1969 Naissance à Zurich.

1994 Diplôme de la Faculté de médecine de l’Université de Bâle.

1995-2000 Médecin assistante en médecine interne, puis en endocrinologie et diabétologie au Presbyterian Hospital/Columbia University Medical Center, à New York (Etats-Unis).

2011 Médecin adjointe au service d’endocrinologie, diabète et métabolisme du CHUV.

2015 Professeure associée à la faculté de biologie et de médecine de l’Université de Lausanne.

Récompensée, notamment, par la Bourse Leenaards pour la Relève académique en médecine clinique et le Prix d’excellence en recherche clinique de l’Université de Lausanne, la Pre Jardena J. Puder milite pour la prévention et la prise en charge la plus précoce possible des personnes atteintes d’obésité. Elle dirige également une vaste étude sur la santé des enfants soutenue par le Fonds national suisse (informations sur www.splashy.ch).

Le nombre d’enfants en surpoids semble stagner en Suisse ces dernières années. Sommes-nous sur la bonne voie?

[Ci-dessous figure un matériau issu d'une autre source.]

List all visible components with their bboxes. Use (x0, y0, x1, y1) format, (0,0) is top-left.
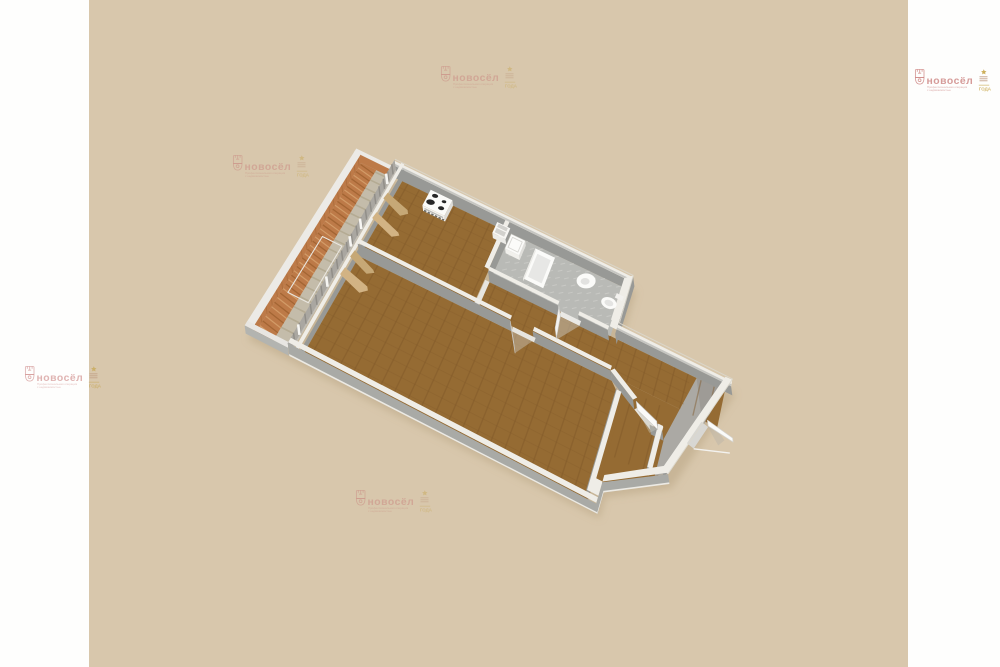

Il est encore trop tôt pour le dire, et les chiffres dont nous disposons sont malheureusement parcellaires. Mais plusieurs indicateurs vont en effet dans le sens d’une stabilisation, voire d’un léger recul du surpoids chez les enfants depuis 2010. En revanche, deux hausses persistent : celle de l’obésité chez les adolescents et celle de l’obésité sévère. Nous sommes face à un véritable problème de santé publique : le surpoids* concerne en Suisse près d’un tiers des adultes et l’obésité, une personne sur dix.

Vous prônez une intervention la plus précoce possible. Quels conseils donner aux parents pour être vigilants sans basculer dans l’obsession?

Le pédiatre est la personne la mieux placée pour conseiller les parents. Dès la naissance, le poids de l’enfant et son indice de masse corporelle (IMC) sont reportés sur une courbe de croissance qui sera le repère clé par la suite. Passé les premières années de vie, un suivi au moins une fois par an est préconisé. La vigilance doit ensuite redoubler à l’adolescence, où de nouvelles dynamiques bousculent les équilibres: baisse fréquente de l’activité sportive, temps de sommeil plus chaotique, repas pris hors du «contrôle parental», donc moins structurés et plus enclins à être plus gras et sucrés que sains et équilibrés.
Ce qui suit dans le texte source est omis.